Der Gerichtshof untersucht sodann Fall für Fall die Tragweite der angeführten Gemeinschaftsverordnungen. Zunächst prüft er die Tragweite der Verordnungen über die Erteilung von Betriebsgenehmigungen durch die Mitgliedstaaten an in der Gemeinschaft niedergelassene Luftfahrtunternehmen und über den Zugang von Luftfahrtunternehmen der Gemeinschaft zu den innergemeinschaftlichen Strecken und stellt fest, dass die bilateralen Abkommen nicht in einen von diesen Verordnungen bereits erfassten Bereich fallen, weil sie Bestimmungen für amerikanische Luftfahrtunternehmen enthalten. Daher können diese Verordnungen keine Außenkompetenz der Gemeinschaft begründen.

Dagegen stellt der Europäische Gerichtshof fest, dass einige der Vorschriften über die Aufstellung von Flugpreisen für den Flugverkehr innerhalb der Gemeinschaft sowie die Vorschriften über computergesteuerte Buchungssysteme und die Zuweisung von Zeitnischen in den anderen genannten Verordnungen für Luftfahrtunternehmen von Drittländern gelten. Die Gemeinschaft verfügt daher in diesem Fall über eine ausschließliche Außenkompetenz. Die Kommission hatte jedoch nicht dargetan, dass die fraglichen bilateralen Abkommen Verpflichtungen in Bezug auf Zeitnischen enthalten würden.

Unter diesen Umständen stellt der EuGH fest, dass Dänemark, Schweden, Finnland, Belgien, Luxemburg, Österreich und Deutschland die Außenkompetenz der Gemeinschaft in Bezug auf die Gemeinschaftsvorschriften über die Aufstellung von Flugpreisen für den Flugverkehr innerhalb der Gemeinschaft und über computergesteuerte Buchungssysteme (CRS) verletzt haben.

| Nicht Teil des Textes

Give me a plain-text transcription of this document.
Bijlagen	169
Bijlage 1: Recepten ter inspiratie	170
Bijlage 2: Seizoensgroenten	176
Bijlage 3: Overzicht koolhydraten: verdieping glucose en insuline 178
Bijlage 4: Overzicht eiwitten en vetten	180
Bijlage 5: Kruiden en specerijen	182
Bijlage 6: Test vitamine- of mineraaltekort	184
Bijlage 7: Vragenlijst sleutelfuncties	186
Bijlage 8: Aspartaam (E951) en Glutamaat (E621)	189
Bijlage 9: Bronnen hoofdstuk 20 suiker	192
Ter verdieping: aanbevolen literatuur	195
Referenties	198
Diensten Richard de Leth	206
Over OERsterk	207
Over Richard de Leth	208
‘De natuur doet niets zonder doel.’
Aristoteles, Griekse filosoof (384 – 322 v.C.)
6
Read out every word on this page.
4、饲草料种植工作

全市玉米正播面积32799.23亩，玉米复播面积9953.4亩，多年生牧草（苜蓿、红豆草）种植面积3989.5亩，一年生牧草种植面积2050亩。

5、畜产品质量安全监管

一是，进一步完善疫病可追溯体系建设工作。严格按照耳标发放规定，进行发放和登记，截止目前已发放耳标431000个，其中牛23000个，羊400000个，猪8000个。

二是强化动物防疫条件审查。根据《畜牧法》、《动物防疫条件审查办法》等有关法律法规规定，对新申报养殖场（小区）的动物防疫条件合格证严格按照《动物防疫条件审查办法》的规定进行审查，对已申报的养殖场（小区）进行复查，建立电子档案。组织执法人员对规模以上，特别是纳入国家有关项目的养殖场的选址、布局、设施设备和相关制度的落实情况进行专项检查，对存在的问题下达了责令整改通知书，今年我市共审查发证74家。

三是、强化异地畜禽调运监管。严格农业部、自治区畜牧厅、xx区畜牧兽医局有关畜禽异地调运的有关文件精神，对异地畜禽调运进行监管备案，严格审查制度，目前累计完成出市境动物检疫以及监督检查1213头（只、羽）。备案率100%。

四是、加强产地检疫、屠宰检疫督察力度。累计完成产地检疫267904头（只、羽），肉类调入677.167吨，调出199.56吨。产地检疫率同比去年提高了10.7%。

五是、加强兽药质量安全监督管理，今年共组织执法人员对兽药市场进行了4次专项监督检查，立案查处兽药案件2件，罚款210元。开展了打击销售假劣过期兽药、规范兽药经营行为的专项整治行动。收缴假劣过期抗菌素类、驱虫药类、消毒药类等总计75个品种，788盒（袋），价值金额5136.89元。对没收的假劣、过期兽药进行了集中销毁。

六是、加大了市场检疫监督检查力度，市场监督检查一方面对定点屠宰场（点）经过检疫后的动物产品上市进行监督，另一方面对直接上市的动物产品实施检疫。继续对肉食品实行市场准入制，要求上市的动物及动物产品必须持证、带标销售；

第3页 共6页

Weiters stellt der Gerichtshof fest, dass die USA nach der Klausel über Eigentum und Kontrolle der Luftfahrtunternehmen grundsätzlich verpflichtet sind, die in den Abkommen vorgesehenen Rechte denjenigen Luftfahrtunternehmen zu gewähren, die unter der Kontrolle des Mitgliedstaats stehen, mit dem sie das Abkommen geschlossen haben, und sie die Möglichkeit haben, diese Rechte den in diesem Mitgliedstaat niedergelassenen Luftfahrtunternehmen zu verweigern, die unter der Kontrolle anderer Mitgliedstaaten stehen.

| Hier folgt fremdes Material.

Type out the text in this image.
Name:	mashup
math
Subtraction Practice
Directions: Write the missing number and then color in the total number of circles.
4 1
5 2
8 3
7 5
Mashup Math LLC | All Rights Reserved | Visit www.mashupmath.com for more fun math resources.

Darin liegt eine Diskriminierung, welche die Luftfahrtunternehmen der anderen Mitgliedstaaten daran hindert, im Aufnahmemitgliedstaat wie inländische Unternehmen behandelt zu werden, was nach den Gemeinschaftsvorschriften über das Niederlassungsrecht verboten ist. Im Übrigen ist diese Klausel nicht durch Gründe der öffentlichen Ordnung oder Sicherheit gerechtfertigt, weil kein unmittelbarer Zusammenhang zwischen einer solchen Gefährdung und der allgemeinen Diskriminierung der Luftfahrtunternehmen der Gemeinschaft besteht.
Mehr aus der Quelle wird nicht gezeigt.